Patriotisme ou nationalisme ? Dans les premières décennies post-1945, les préférences chrétiennes penchaient pour le patriotisme, attachement à la patrie d’appartenance. Quant au nationalisme, il était soupçonné de faire passer la dévotion pour l’intérêt national avant les valeurs universelles, au risque de la guerre. Au sein du monde protestant états-unien, tout indique aujourd’hui un renversement de perspective. Une mutation qui s’inscrit dans le contexte, bien plus large, de la montée des nationalismes religieux : hindouisme en Inde, bouddhisme en Birmanie, islam en Turquie.

Jadis douteux, l’amour préférentiel pour la nation est désormais devenu tendance. Mieux : aux yeux d’un nombre croissant d’Américains, il est devenu un marqueur identitaire. Une enquête du Pew Research Center révélait ainsi, le 27 octobre, que pas moins de 45 % des Américains interrogés estiment que les États-Unis devraient être une « nation chrétienne »… et une moitié d’entre eux considère qu’en matière juridique, s’il y a conflit, la Bible devrait prévaloir sur la volonté populaire.

Depuis 2010, on ne compte plus les publications, émissions, podcasts qui vantent outre-Atlantique les vertus d’une foi nationaliste. Dopée par le phénomène « Make America Great Again », la vogue s’est confirmée lors des élections de mi-mandat 2022, même si la droite trumpiste n’a pas réalisé tous les résultats espérés. Aujourd’hui, le livre le plus en vue en faveur du nationalisme chrétien aux États-Unis est signé Stephen Wolfe. Sorti le 1er novembre, il a fait l’effet d’une bombe. Dans les milieux nationalistes et religieux, ce plaidoyer est considéré, depuis sa parution, comme la référence ultime. En 488 pages rondement menées, l’auteur se fait le héraut de « la cause du nationalisme chrétien » (1).

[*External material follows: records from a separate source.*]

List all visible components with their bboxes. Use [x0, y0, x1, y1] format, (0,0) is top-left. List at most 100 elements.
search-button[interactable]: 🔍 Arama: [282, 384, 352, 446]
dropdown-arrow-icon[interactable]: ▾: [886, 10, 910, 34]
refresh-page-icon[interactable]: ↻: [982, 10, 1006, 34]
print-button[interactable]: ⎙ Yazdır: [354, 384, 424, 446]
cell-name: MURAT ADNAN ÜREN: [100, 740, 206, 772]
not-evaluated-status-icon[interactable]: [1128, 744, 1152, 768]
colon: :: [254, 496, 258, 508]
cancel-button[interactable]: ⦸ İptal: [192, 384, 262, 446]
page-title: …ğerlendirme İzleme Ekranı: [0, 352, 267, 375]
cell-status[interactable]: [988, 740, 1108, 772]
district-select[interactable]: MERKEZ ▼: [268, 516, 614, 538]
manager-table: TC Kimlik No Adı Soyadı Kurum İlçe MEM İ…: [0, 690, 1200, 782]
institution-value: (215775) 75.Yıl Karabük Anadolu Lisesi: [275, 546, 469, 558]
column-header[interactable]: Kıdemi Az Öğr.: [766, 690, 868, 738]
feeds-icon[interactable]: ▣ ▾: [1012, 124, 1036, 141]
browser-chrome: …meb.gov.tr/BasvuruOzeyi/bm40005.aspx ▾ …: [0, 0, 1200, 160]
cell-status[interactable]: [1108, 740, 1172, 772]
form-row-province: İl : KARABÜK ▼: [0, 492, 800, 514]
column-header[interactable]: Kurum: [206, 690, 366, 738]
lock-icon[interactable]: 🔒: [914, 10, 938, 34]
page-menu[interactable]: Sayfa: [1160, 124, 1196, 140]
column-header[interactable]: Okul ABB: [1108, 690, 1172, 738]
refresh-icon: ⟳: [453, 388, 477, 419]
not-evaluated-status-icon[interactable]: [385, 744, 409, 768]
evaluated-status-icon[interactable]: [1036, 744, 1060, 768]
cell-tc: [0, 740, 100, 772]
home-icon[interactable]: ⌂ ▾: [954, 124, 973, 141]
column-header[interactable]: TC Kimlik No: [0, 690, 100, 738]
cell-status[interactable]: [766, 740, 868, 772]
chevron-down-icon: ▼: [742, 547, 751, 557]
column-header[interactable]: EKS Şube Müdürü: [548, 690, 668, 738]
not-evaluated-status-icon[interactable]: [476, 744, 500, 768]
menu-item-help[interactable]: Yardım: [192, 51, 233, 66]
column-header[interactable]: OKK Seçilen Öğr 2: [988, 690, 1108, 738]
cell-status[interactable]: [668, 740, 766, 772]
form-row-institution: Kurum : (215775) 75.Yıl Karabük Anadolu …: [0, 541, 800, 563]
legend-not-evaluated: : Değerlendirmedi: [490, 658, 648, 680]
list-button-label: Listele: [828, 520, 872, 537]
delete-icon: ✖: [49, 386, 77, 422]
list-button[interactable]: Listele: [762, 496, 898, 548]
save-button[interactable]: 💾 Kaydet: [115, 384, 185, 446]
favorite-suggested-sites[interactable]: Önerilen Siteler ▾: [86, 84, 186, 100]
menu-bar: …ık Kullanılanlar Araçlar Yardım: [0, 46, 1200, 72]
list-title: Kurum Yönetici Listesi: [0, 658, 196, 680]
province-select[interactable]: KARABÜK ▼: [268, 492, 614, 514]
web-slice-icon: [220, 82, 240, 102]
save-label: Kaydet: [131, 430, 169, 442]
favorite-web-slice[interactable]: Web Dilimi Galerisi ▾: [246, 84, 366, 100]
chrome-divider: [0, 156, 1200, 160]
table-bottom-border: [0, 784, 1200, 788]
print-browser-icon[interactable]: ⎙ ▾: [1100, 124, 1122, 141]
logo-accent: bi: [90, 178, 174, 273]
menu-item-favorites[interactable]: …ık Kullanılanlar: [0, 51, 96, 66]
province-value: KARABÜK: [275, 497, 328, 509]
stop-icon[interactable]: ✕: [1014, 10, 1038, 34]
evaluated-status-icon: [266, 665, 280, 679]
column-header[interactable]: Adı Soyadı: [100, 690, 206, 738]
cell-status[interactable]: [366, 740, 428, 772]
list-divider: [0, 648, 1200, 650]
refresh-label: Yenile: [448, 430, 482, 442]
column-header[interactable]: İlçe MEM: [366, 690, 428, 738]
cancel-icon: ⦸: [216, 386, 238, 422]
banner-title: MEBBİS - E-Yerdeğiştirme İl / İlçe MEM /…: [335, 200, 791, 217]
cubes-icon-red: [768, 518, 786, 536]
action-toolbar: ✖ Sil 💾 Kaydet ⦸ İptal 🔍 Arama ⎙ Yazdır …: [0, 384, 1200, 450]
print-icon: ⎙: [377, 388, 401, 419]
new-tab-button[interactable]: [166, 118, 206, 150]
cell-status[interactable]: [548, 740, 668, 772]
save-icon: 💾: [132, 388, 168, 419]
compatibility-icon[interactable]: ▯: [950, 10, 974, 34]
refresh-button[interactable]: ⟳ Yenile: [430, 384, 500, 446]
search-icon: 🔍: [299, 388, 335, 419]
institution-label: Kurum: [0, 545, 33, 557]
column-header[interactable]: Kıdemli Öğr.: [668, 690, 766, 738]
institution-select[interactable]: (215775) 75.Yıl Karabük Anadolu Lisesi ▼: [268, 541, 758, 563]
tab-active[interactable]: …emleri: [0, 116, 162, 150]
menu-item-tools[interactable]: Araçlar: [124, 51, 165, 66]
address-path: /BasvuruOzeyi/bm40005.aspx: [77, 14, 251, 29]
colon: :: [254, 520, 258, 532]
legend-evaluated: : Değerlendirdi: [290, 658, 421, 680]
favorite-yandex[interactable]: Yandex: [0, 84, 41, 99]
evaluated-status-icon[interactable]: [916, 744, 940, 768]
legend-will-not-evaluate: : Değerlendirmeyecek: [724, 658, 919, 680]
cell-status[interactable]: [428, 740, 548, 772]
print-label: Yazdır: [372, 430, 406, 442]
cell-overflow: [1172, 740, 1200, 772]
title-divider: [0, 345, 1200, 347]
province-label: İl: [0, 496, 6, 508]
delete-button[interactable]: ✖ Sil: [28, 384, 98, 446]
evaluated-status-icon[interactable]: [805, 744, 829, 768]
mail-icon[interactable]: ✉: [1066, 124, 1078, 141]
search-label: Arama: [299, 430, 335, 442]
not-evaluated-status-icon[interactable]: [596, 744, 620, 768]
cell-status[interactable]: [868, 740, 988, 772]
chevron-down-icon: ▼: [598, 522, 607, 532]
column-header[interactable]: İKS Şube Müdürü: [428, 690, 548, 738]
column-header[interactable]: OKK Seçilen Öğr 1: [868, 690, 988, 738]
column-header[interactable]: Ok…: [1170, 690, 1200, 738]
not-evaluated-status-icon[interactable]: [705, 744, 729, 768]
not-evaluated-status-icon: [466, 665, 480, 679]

L’auteur développe une réflexion fouillée nourrie d’histoire, de théologie et de théorie politique. Son intention est double. Il s’agit d’abord de se démarquer d’un nationalisme séculier à vernis religieux, nouveau « veau d’or » de la droite chrétienne. L’objectif est ensuite de légitimer un robuste nationalisme chrétien, promu comme juste et réaliste. Wolfe, presbytérien, prend certes soin d’affirmer son attachement à la diversité des options et des cultures. Mais c’est pour mieux, ensuite, plaider la rupture avec une forme de globalisme, de « wokisme » et de mixité. Le mélange des identités ? Très peu pour lui. Apprécié par de larges segments des milieux WASP (acronyme pour « Blanc, anglo-saxon et protestant »), ce répertoire entend concilier tradition chrétienne, plutôt calviniste, modernité républicaine et nationalisme.

La logique objective de cette rhétorique est pourtant différente des intentions professées. Cette apologie du nationalisme chrétien revient en effet à renforcer les barrières ethniques et culturelles, à l’heure où la polarisation sociale demanderait au contraire plus de rencontres. Elle contredit également un des fondements du christianisme, à savoir le primat d’une fraternité universelle sur la préférence nationale. Comme si l’on remplaçait le verset « ni juif, ni grec, ni esclave ni maître, ni homme, ni femme » (cf. Ga 3, 28) par « America first ».

(1) Stephen Wolfe, The Case of Christian Nationalism, Canon Press, 2022.